De Staat gaat niet in hoger beroep tegen een uitspraak van de rechtbank Almelo over het toeslagenschandaal. De rechter bepaalde dat de overheid onrechtmatig heeft gehandeld en aansprakelijk is voor de schade die twee Overijsselse ouders hadden geleden door het toeslagenschandaal. De overheid liet eerder weten het niet volledig eens met die uitspraak, maar ziet toch af van vervolgstappen.
De rechtbank Almelo besliste eind april dat de overheid twee gedupeerden van de toeslagenaffaire een schadevergoeding moet betalen. De ouders werden zwaar getroffen door het onterecht terugvorderen van kinderopvangtoeslag door de Belastingdienst. De rechter besliste dat de Staat jarenlang onrechtmatig heeft gehandeld. Het was de eerste keer dat de Staat door de rechter aansprakelijk is gesteld, een dag later volgde de rechtbank Rotterdam in een gelijksoortige zaak.
De Staat liet eerder al weten niet in hoger beroep te gaan in de Rotterdamse zaak, maar dat wel te overwegen in de Overijsselse. In die zaak werd de Staat namelijk op de vingers getikt voor álle jaren waarin de ouders geld moesten terugbetalen aan de Belastingdienst. Dat terwijl de Uitvoeringsorganisatie Herstel Toeslagen (UHT) had geoordeeld dat de ouders in één van die jaren wel terecht de toeslagen hebben terugbetaald. De UHT is de afdeling van de Belastingdienst waar gedupeerden in eerste instantie kunnen aankloppen om erachter te komen of ze recht hebben op een schadevergoeding.
De Staat vindt dat hij in dat specifieke jaar niet onrechtmatig heeft gehandeld. Toch wordt er geen beroep aangetekend. Dat schrijft de Staat in een woensdag verstuurde brief aan de Tweede Kamer. De Staat wil liever niet procederen tegen de getroffen ouders, tenzij dat echt nodig is.

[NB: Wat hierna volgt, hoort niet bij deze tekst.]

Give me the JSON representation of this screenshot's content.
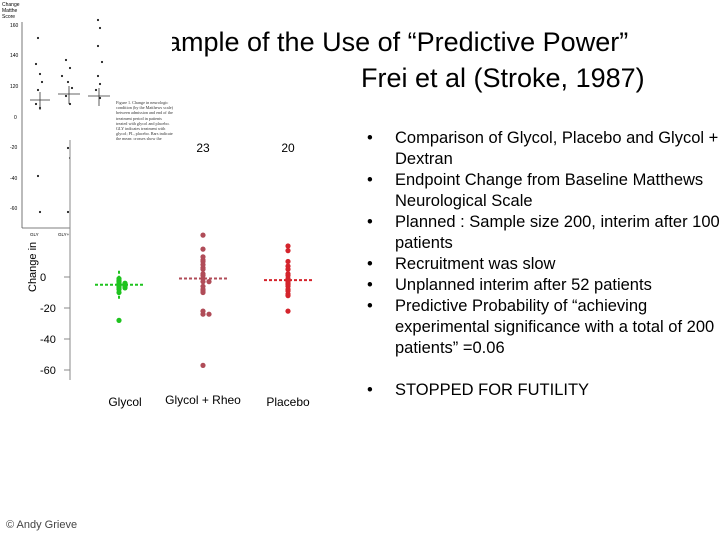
{
  "slide": {
    "title_line1": "ample of the Use of “Predictive Power”",
    "title_line2": "Frei et al (Stroke, 1987)",
    "footer": "© Andy Grieve"
  },
  "bullets": [
    "Comparison of Glycol, Placebo and Glycol + Dextran",
    "Endpoint Change from Baseline Matthews Neurological Scale",
    "Planned : Sample size 200, interim after 100 patients",
    "Recruitment was slow",
    "Unplanned interim after 52 patients",
    "Predictive Probability of “achieving experimental significance with a total of 200 patients” =0.06",
    "STOPPED FOR FUTILITY"
  ],
  "bullet_symbol": "•",
  "scan_figure": {
    "ylabel_lines": [
      "Change",
      "Matthe",
      "Score"
    ],
    "ytick_labels": [
      "160",
      "140",
      "120",
      "0",
      "-20",
      "-40",
      "-60"
    ],
    "xtick_labels": [
      "GLY",
      "GLY+HES",
      "PL"
    ],
    "caption": "Figure 1. Change in neurologic condition (by the Matthews scale) between admission and end of the treatment period in patients treated with glycol and placebo. GLY indicates treatment with glycol; PL, placebo. Bars indicate the mean; crosses show the median ± interquartile range."
  },
  "chart_data": {
    "type": "scatter",
    "title": "",
    "xlabel": "",
    "ylabel": "Change in",
    "categories": [
      "Glycol",
      "Glycol + Rheo",
      "Placebo"
    ],
    "ytick_labels": [
      "0",
      "-20",
      "-40",
      "-60"
    ],
    "ylim": [
      -65,
      50
    ],
    "group_counts": [
      "",
      "23",
      "20"
    ],
    "grid": false,
    "colors": {
      "Glycol": "#1fc31f",
      "Glycol + Rheo": "#b04c58",
      "Placebo": "#d4242c"
    },
    "series": [
      {
        "category": "Glycol",
        "values": [
          -10,
          -8,
          -7,
          -7,
          -6,
          -6,
          -5,
          -5,
          -4,
          -4,
          -3,
          -2,
          -1,
          -28
        ]
      },
      {
        "category": "Glycol + Rheo",
        "values": [
          27,
          18,
          13,
          11,
          10,
          8,
          6,
          5,
          2,
          1,
          -1,
          -3,
          -3,
          -6,
          -8,
          -9,
          -10,
          -22,
          -24,
          -24,
          -57
        ]
      },
      {
        "category": "Placebo",
        "values": [
          20,
          17,
          10,
          7,
          5,
          2,
          1,
          -1,
          -2,
          -3,
          -4,
          -5,
          -6,
          -8,
          -9,
          -11,
          -12,
          -22
        ]
      }
    ]
  }
}
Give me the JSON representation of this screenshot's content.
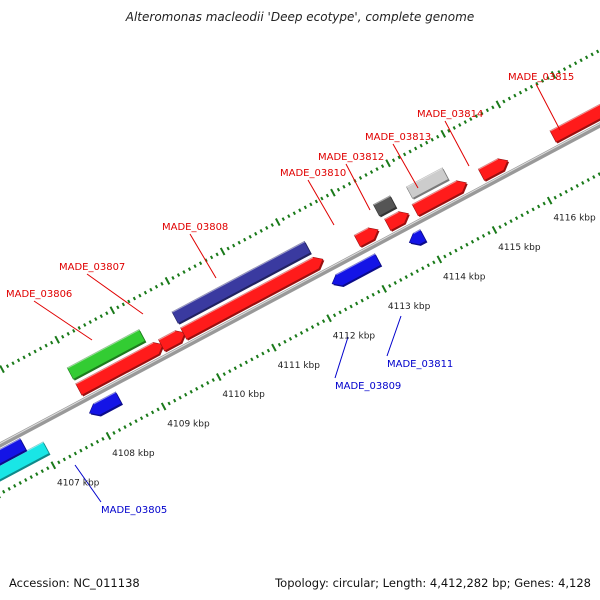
{
  "title": "Alteromonas macleodii 'Deep ecotype', complete genome",
  "footer": {
    "accession": "Accession: NC_011138",
    "summary": "Topology: circular; Length: 4,412,282 bp; Genes: 4,128"
  },
  "colors": {
    "forward_gene": "#ff1b1b",
    "reverse_gene": "#1414e6",
    "forward_label": "#e00000",
    "reverse_label": "#0000cc",
    "rna_gene": "#33cc33",
    "cyan_feature": "#19e6e6",
    "purple_feature": "#3a3aa0",
    "dark_feature": "#555555",
    "light_feature": "#cccccc",
    "backbone": "#999999",
    "tick_marks": "#1a7a1a"
  },
  "chart_data": {
    "type": "genome_map",
    "axis_unit": "kbp",
    "ticks": [
      {
        "kbp": 4107,
        "label": "4107 kbp"
      },
      {
        "kbp": 4108,
        "label": "4108 kbp"
      },
      {
        "kbp": 4109,
        "label": "4109 kbp"
      },
      {
        "kbp": 4110,
        "label": "4110 kbp"
      },
      {
        "kbp": 4111,
        "label": "4111 kbp"
      },
      {
        "kbp": 4112,
        "label": "4112 kbp"
      },
      {
        "kbp": 4113,
        "label": "4113 kbp"
      },
      {
        "kbp": 4114,
        "label": "4114 kbp"
      },
      {
        "kbp": 4115,
        "label": "4115 kbp"
      },
      {
        "kbp": 4116,
        "label": "4116 kbp"
      }
    ],
    "genes": [
      {
        "id": "MADE_03805",
        "strand": "reverse",
        "start": 4108.0,
        "end": 4108.4,
        "label": "MADE_03805"
      },
      {
        "id": "MADE_03806",
        "strand": "forward",
        "start": 4107.9,
        "end": 4109.3,
        "label": "MADE_03806"
      },
      {
        "id": "MADE_03807",
        "strand": "forward",
        "start": 4109.4,
        "end": 4109.7,
        "label": "MADE_03807"
      },
      {
        "id": "MADE_03808",
        "strand": "forward",
        "start": 4109.8,
        "end": 4112.2,
        "label": "MADE_03808"
      },
      {
        "id": "MADE_03809",
        "strand": "reverse",
        "start": 4112.4,
        "end": 4113.1,
        "label": "MADE_03809"
      },
      {
        "id": "MADE_03810",
        "strand": "forward",
        "start": 4112.95,
        "end": 4113.2,
        "label": "MADE_03810"
      },
      {
        "id": "MADE_03811",
        "strand": "reverse",
        "start": 4113.8,
        "end": 4113.92,
        "label": "MADE_03811"
      },
      {
        "id": "MADE_03812",
        "strand": "forward",
        "start": 4113.5,
        "end": 4113.75,
        "label": "MADE_03812"
      },
      {
        "id": "MADE_03813",
        "strand": "forward",
        "start": 4114.0,
        "end": 4114.8,
        "label": "MADE_03813"
      },
      {
        "id": "MADE_03814",
        "strand": "forward",
        "start": 4115.2,
        "end": 4115.55,
        "label": "MADE_03814"
      },
      {
        "id": "MADE_03815",
        "strand": "forward",
        "start": 4116.5,
        "end": 4118.0,
        "label": "MADE_03815"
      }
    ],
    "features": [
      {
        "kind": "reverse_cyan",
        "start": 4106.0,
        "end": 4107.0
      },
      {
        "kind": "reverse_partial",
        "start": 4106.0,
        "end": 4106.7
      },
      {
        "kind": "rna_green",
        "start": 4107.9,
        "end": 4109.2
      },
      {
        "kind": "purple",
        "start": 4109.8,
        "end": 4112.2
      },
      {
        "kind": "dark_gray",
        "start": 4113.45,
        "end": 4113.75
      },
      {
        "kind": "light_gray",
        "start": 4114.05,
        "end": 4114.7
      }
    ]
  }
}
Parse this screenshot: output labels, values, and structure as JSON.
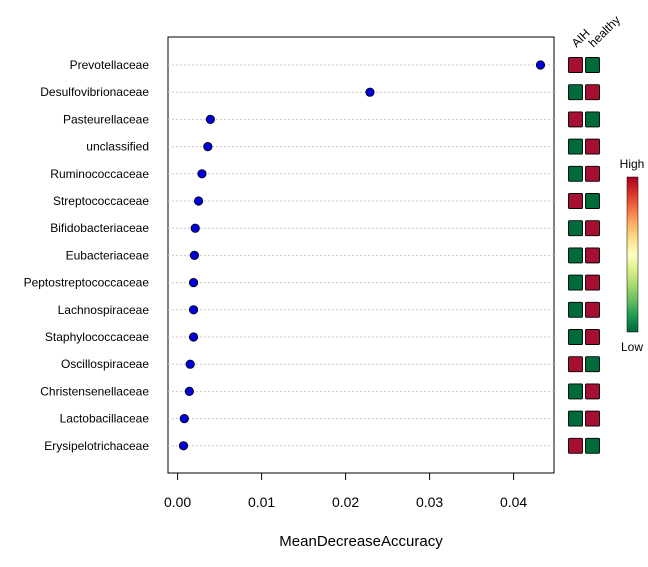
{
  "chart_data": {
    "type": "scatter",
    "title": "",
    "xlabel": "MeanDecreaseAccuracy",
    "ylabel": "",
    "xlim": [
      -0.0012,
      0.0445
    ],
    "xticks": [
      0.0,
      0.01,
      0.02,
      0.03,
      0.04
    ],
    "xtick_labels": [
      "0.00",
      "0.01",
      "0.02",
      "0.03",
      "0.04"
    ],
    "grid": "horizontal dotted",
    "marker_color": "#0000dd",
    "categories": [
      "Prevotellaceae",
      "Desulfovibrionaceae",
      "Pasteurellaceae",
      "unclassified",
      "Ruminococcaceae",
      "Streptococcaceae",
      "Bifidobacteriaceae",
      "Eubacteriaceae",
      "Peptostreptococcaceae",
      "Lachnospiraceae",
      "Staphylococcaceae",
      "Oscillospiraceae",
      "Christensenellaceae",
      "Lactobacillaceae",
      "Erysipelotrichaceae"
    ],
    "values": [
      0.0432,
      0.0229,
      0.0039,
      0.0036,
      0.0029,
      0.0025,
      0.0021,
      0.002,
      0.0019,
      0.0019,
      0.0019,
      0.0015,
      0.0014,
      0.0008,
      0.0007
    ],
    "heatmap": {
      "groups": [
        "AIH",
        "healthy"
      ],
      "levels": [
        [
          "High",
          "Low"
        ],
        [
          "Low",
          "High"
        ],
        [
          "High",
          "Low"
        ],
        [
          "Low",
          "High"
        ],
        [
          "Low",
          "High"
        ],
        [
          "High",
          "Low"
        ],
        [
          "Low",
          "High"
        ],
        [
          "Low",
          "High"
        ],
        [
          "Low",
          "High"
        ],
        [
          "Low",
          "High"
        ],
        [
          "Low",
          "High"
        ],
        [
          "High",
          "Low"
        ],
        [
          "Low",
          "High"
        ],
        [
          "Low",
          "High"
        ],
        [
          "High",
          "Low"
        ]
      ],
      "colors": {
        "High": "#a50f32",
        "Low": "#006a3b"
      }
    },
    "legend": {
      "high_label": "High",
      "low_label": "Low",
      "gradient": [
        "#a50026",
        "#d73027",
        "#f46d43",
        "#fdae61",
        "#fee08b",
        "#ffffbf",
        "#d9ef8b",
        "#a6d96a",
        "#66bd63",
        "#1a9850",
        "#006837"
      ],
      "placement": "right"
    }
  }
}
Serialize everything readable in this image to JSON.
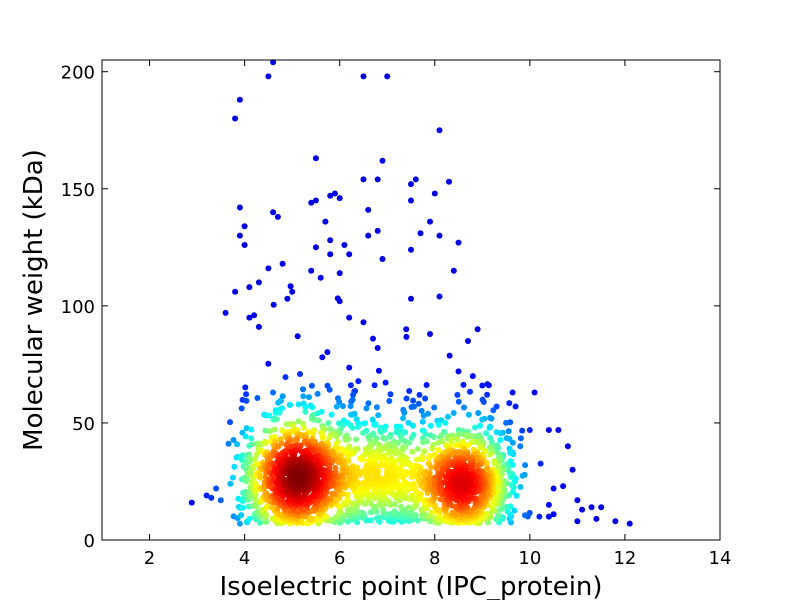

Inmiddels zijn er al meerdere soortgelijke rechtszaken geweest en staan er nog een aantal op de planning. Staatssecretaris Aukje De Vries (Financiën) schrijft in een antwoord op Kamervragen dat “de Staat in deze zaken zal erkennen dat onrechtmatig is gehandeld in de zaken waar het UHT naar heeft gekeken”.